After allowing the niter kebbeh to cool, I tasted it. It doesn't taste burned. Perhaps it's usable after all.
After all that trouble, I don't know that I'll be making niter kebbeh again. It seems I could just use butter--or a butter/olive oil mix--for adequate results, if not strictly authentic.
Here is the recipe I used:
2 sticks (1/2 pound) unsalted butter (I admit--I used salted)
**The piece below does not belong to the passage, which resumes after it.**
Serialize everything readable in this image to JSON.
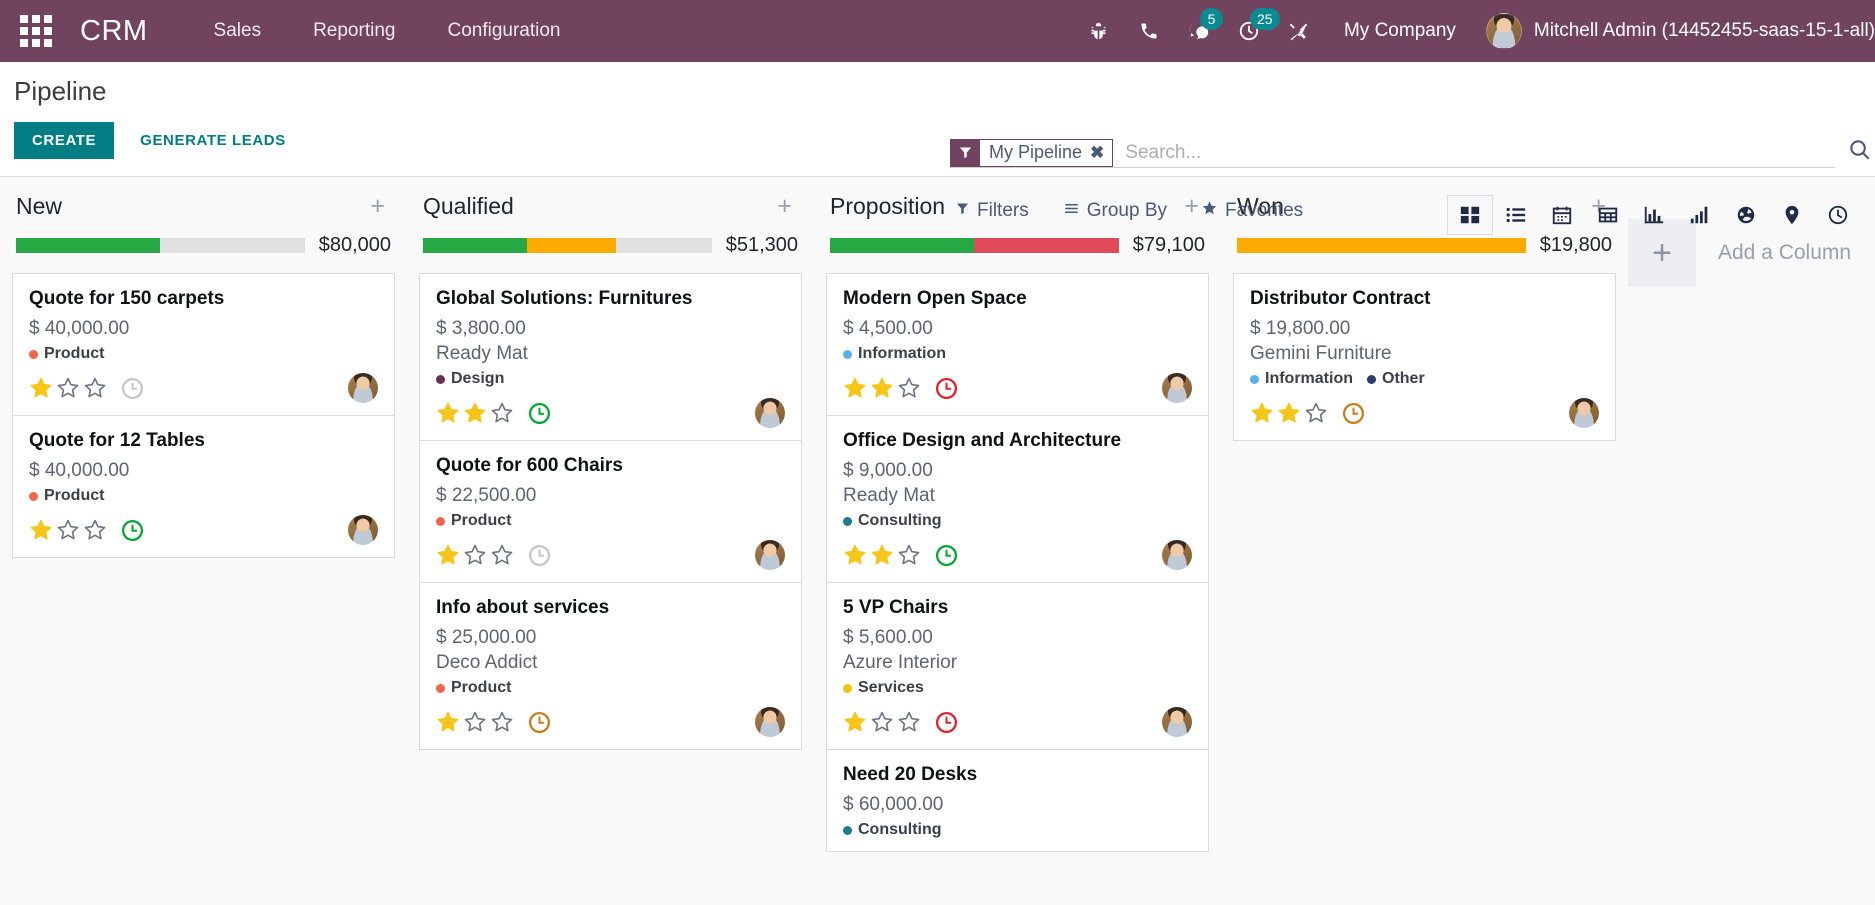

1/2 small onion, rough chopped
1 clove garlic, minced
1 tsp fresh ginger root, chopped
1/4 tsp tumeric
1/8 tsp ground cardamom
1/2-inch piece cinnamon stick (I didn't have stick cinnamon, so I used 1/4 tsp ground)
1 whole clove
1/8 tsp fenugreek
In a small saucepan, gradually melt the butter and bring it to bubbling. When the top is covered with foam, add the other ingredients and reduce the heat to a simmer. Gently simmer, uncovered, on low heat. After 40-60 minutes, when the surface is clear and milk solids are on the bottom, pour the liquid through a cheesecloth in to a heat resistant container. Discard the spices and solids. Covered tightly and stored in the refrigerator, niter kebbeh will keep for up to 2 months.
Since I'm planning my experimental Ethiopian meal for this Wednesday afternoon, I think I'll use regular butter for the doro wat, and use this batch of niter kebbeh to season a side dish of sauteed cabbage, carrots and potatoes--a side that I enjoyed many times at Queen of Sheba in Atlanta.
So now that my niter kebbeh is safely in the refrigerator, I guess I'll get outside for some shovelling.
NOTE: Apologies for the formatting problems. Looks like adding photos makes things buggy in the normal editor. Guess I have to brush up on my HTML.